The first thing she noticed was how impossibly handsome he was.

The second thing, really, after his height, and maybe the way his shoulders were moulded into his well-cut grey suit.

A little older than her, his dark hair had been tousled by the breeze, making him look like he’d been racing to get to where he now stood.

His skin was perfectly tanned, his blue eyes so bright in the sun that she decided they must be coloured contact lenses because nobody’s eyes were that gorgeous in real life.

When he smiled, little dimples cut through his cheeks and she felt suddenly warmer, as if the summer sun had flooded her internal organs.

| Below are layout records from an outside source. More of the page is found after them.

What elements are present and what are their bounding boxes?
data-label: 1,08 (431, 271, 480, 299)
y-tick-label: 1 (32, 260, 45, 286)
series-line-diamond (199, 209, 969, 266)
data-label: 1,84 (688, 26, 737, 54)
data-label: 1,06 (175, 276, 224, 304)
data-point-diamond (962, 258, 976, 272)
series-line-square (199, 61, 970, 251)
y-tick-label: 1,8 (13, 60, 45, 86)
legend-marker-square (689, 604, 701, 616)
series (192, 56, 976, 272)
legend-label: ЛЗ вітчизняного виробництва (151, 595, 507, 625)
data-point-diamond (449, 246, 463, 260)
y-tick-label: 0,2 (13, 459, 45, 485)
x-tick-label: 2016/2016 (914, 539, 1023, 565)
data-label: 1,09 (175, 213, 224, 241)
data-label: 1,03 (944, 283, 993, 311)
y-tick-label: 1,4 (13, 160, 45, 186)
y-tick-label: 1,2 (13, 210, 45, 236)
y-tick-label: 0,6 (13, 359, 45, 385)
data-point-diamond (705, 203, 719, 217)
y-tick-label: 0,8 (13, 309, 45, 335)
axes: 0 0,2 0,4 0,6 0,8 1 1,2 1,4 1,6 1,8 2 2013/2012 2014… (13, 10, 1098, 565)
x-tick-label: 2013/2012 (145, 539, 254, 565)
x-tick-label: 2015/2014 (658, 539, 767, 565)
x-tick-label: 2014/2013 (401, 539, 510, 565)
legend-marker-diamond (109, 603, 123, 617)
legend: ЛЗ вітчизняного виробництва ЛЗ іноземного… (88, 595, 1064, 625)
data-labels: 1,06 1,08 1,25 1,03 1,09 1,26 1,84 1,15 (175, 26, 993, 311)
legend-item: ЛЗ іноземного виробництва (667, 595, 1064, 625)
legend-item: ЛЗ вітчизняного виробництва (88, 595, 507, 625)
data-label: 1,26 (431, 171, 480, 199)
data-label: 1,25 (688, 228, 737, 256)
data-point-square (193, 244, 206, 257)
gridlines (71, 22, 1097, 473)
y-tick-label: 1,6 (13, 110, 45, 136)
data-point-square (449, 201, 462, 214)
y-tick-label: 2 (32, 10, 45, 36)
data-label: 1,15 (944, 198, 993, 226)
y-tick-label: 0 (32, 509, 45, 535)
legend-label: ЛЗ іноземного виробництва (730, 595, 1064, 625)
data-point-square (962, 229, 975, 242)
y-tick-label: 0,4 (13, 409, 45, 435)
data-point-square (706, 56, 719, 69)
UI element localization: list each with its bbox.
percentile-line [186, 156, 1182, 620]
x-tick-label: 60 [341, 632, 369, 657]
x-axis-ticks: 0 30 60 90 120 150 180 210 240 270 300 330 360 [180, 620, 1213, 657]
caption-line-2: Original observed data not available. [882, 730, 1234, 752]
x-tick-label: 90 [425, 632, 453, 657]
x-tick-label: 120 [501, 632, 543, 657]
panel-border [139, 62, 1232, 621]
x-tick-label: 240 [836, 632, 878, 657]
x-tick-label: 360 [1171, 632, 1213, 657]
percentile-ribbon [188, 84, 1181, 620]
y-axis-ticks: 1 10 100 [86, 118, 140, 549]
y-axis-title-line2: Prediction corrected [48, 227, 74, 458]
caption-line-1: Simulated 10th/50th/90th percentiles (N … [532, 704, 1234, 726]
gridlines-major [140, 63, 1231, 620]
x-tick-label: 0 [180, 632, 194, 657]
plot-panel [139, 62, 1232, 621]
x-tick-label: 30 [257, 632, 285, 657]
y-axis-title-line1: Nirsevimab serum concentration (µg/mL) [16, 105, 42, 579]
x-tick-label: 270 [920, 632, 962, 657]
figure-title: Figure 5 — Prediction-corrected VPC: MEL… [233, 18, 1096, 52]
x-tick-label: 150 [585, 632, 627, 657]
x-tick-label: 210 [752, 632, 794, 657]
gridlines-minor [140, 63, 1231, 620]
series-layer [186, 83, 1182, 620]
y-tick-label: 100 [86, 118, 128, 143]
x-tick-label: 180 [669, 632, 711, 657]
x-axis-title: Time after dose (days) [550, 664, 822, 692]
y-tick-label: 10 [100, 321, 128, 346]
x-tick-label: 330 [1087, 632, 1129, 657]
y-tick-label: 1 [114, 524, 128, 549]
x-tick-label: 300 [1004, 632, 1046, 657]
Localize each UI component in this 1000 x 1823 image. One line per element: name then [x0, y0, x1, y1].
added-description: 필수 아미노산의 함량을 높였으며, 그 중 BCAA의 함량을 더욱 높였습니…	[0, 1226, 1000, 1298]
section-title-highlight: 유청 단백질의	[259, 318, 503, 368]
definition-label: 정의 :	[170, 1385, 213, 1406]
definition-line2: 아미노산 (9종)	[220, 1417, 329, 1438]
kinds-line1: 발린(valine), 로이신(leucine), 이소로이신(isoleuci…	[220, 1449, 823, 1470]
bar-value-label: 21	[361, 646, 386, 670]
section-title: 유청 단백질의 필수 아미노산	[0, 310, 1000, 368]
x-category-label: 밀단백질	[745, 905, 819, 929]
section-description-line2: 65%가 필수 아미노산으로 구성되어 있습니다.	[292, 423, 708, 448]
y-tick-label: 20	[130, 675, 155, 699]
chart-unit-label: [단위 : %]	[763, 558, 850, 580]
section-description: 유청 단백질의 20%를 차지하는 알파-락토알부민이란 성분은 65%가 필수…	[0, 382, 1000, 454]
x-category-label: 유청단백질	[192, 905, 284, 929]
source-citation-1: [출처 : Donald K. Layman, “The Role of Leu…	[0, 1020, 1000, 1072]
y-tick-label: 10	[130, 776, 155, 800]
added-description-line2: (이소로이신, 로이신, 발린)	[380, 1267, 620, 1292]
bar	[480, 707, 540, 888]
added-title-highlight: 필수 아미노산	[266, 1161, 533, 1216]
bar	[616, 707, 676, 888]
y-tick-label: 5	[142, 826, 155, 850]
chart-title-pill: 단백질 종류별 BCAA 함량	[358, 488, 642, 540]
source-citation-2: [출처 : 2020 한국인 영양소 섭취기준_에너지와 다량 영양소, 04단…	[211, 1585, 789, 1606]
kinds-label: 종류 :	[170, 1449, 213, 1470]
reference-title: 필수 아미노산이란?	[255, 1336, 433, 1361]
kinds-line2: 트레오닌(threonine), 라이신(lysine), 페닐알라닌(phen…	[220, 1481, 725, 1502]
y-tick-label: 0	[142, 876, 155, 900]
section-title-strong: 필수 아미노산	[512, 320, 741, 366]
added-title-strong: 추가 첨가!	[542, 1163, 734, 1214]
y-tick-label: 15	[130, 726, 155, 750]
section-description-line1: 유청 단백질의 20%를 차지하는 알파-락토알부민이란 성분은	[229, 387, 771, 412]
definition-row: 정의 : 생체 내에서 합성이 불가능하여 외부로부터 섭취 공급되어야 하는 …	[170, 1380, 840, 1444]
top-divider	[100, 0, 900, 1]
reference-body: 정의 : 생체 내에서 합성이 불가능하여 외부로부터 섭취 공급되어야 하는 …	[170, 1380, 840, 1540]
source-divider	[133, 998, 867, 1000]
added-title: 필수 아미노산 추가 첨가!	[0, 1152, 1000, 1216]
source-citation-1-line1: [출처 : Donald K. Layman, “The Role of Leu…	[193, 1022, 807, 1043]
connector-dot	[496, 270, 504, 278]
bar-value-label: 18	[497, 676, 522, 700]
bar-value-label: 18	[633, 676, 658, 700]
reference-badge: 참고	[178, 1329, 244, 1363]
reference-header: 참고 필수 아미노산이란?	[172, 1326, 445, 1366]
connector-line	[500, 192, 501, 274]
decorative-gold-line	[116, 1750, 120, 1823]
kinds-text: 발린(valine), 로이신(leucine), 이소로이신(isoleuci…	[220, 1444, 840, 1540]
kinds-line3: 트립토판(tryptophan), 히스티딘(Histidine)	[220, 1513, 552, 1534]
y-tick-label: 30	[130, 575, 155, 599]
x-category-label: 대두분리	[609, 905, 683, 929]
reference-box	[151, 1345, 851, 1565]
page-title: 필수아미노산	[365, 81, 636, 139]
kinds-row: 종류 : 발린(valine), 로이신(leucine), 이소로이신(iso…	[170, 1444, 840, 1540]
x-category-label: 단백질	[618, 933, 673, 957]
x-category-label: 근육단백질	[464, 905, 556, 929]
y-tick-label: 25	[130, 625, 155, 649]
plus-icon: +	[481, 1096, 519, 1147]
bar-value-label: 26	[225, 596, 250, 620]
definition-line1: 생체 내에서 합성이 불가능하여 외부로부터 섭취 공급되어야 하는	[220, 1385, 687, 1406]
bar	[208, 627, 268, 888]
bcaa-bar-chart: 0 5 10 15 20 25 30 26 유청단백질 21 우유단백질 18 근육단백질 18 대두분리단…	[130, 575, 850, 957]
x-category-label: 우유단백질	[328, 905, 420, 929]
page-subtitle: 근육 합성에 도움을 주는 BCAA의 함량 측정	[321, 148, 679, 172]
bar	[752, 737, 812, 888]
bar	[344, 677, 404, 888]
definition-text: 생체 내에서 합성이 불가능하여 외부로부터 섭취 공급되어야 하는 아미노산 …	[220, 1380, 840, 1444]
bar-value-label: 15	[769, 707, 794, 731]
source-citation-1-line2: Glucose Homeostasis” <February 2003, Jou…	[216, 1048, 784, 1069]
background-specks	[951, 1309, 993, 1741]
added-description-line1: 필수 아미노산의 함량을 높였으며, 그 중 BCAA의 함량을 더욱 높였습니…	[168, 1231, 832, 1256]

His suit may have fit like it was hand-stitched around his biceps, but he seemed uncomfortable in it, tugging at his tie like it was a noose. He passed her a handful of loose change that had scattered on the grass, and it was then that she noticed the third thing.

“Oh,” she said for a third time, drawing out the vowel, her brain finally making the connection. “Blake Fielding?”

“The very same,” he said, the smile wavering. “The sexist, woman-hating monster, at your service.”